The government had come under mounting pressure over its handling of violence in the restive Mopti region and especially a massacre on March 23 in which 160 people were killed in the village of Ogossagou near the border with Burkina Faso.
Members of the Dogon ethnic group — a hunting and farming community with a long history of tension with the nomadic Fulani people over access to land — were accused of being behind the mass killing.
Tens of thousands of people took to the streets of Bamako on April 5 to protest against the upsurge of violence, accusing the government of not doing enough to stop it.
The protest was called by Muslim religious leaders, organizations representing the Fulani herding community, opposition parties and civil society groups.
Mali has been struggling to restore stability since Islamist extremists linked to Al-Qaeda took control of the country’s vast desert north in early 2012.

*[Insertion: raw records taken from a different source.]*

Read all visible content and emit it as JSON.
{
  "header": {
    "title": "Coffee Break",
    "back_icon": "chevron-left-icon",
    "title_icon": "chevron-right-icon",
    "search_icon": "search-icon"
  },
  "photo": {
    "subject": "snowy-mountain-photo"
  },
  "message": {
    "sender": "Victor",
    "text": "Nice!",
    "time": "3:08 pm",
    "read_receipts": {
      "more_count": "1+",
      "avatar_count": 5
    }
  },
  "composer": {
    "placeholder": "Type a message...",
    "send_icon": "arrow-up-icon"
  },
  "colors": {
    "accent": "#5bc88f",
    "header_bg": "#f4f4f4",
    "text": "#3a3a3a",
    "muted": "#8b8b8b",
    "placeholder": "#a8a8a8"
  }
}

While the jihadists were largely driven out in a French-led military operation that began in January 2013, huge areas are still in the grip of lawlessness, despite a 2015 peace agreement with some armed groups that sought to definitively stamp out the Islamist threat.
Since then, militants have shifted from the north toward the more densely populated center of the country, where they have sharpened ancient rivalries and ethnic conflicts that date back years.
Jihadist attacks have also spread to Burkina Faso, Chad and Niger, forcing tens of thousands of people from their homes.